Dieses Buch hätte ich fast abgebrochen. Die buchstäbliche Affenliebe der Protagonistin hat mich zuerst irritiert und dann zunehmend abgestoßen. Bei solchen Stellen wie
Zitat[...], denn Sam schlief jetzt wieder in seinem eigenen Bett. Zusammen mit Aimee (Anm.: seine Betreuerin) und seinen Flöhen und den Träumen, die seine Arme und Beine mitten in der Nacht zucken ließen, dass das Bett wackelte.
war ich sogar angewidert.
Bis mir klar wurde, dass Boyle mich ein bisschen an der Nase herumgeführt hat und mit seinem Leser spielt: er legt einem zunächst die Identifikation nahe, und erst allmählich distanziert sich der Leser und stellt fest, dass Boyle keineswegs zur Identifikation auffordert, sondern dass er seinem Leser einfach nur die Dinge vorführt.
Der Roman beginnt damit, dass Sam, ein junger Schimpanse, im Haus eines Wissenschaftlers aufgezogen wird – ein Experiment mit dem Ziel zu beweisen, dass eine sprachliche Kommunikation zwischen Mensch und Tier möglich ist. Er wird rund um die Uhr betreut, trägt Windeln, sitzt bei den Mahlzeiten auf einem Hochstuhl, wird abends gebadet und schläft in einem Bett– kurz: er lebt wie ein Kind in der Obhut einer Familie. Sam ist lebhaft, neugierig, agil, lernwillig und sorgt im täglichen Leben für allerhand Turbulenzen.
Die Grenzen zwischen Mensch und Tier verwischen sich, und das gelingt Boyle auch mit einem besonderen stilistischem Kunstgriff: er versetzt sich in das Bewusstsein des Affen und zeigt in inneren Monologen bzw. erlebter Rede dessen Gefühle und Gedanken. Damit rückt er den Affen recht nahe an den Menschen heran, und diese Nähe wirkt beunruhigend. Ist das geliebte und verhätschelte Familienmitglied, juristisch gesehen, tatsächlich nur eine Sache? Der Leser muss sich überlegen, was eigentlich den Menschen zum Menschen macht. Das Ende ist so gestaltet, dass der Leser um diese Frage nicht herumkommt und sich seine Gedanken machen muss.

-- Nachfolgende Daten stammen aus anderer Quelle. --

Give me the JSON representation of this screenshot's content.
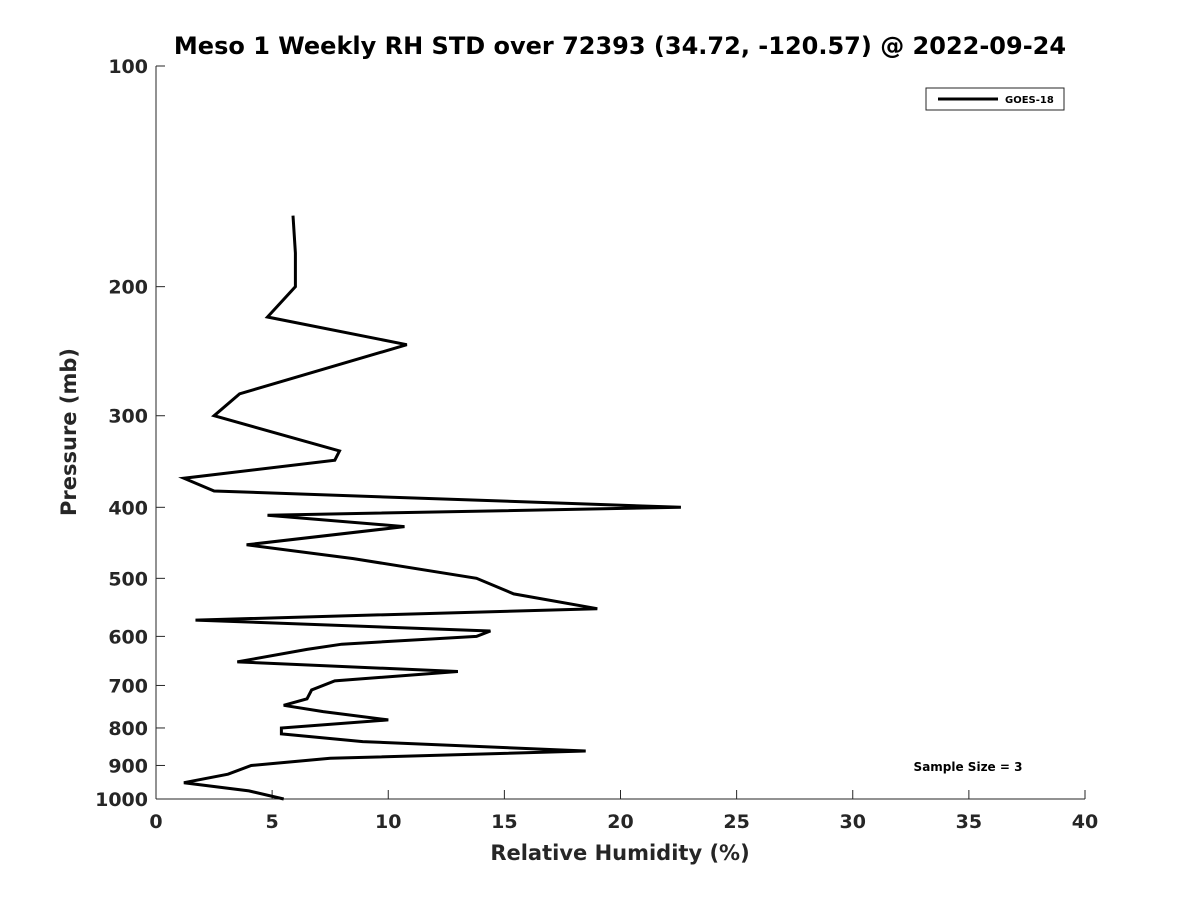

Was mir an Boyles Büchern (bisher) grundsätzlich sehr gut gefällt:
Er sucht sich ein historisches Ereignis aus, das heute noch Bedeutung hat, recherchiert sorgfältig und konstruiert dann seine Geschichte. Hier sind es die Forschungen zum Spracherwerb der Menschenaffen, die in den 60er und 70er Jahren durchgeführt wurden, und folgerichtig wird auch Noah Chomsky zitiert.
In diesem Buch sind es zwei Aspekte, die mich sehr beeindruckt haben: Einmal die eindringliche Art, in der Boyle erzählt, und zum anderen die Tatsache, dass er keine Antwort gibt, keiner Seite Recht gibt und die Antwort dem Leser selber überlässt.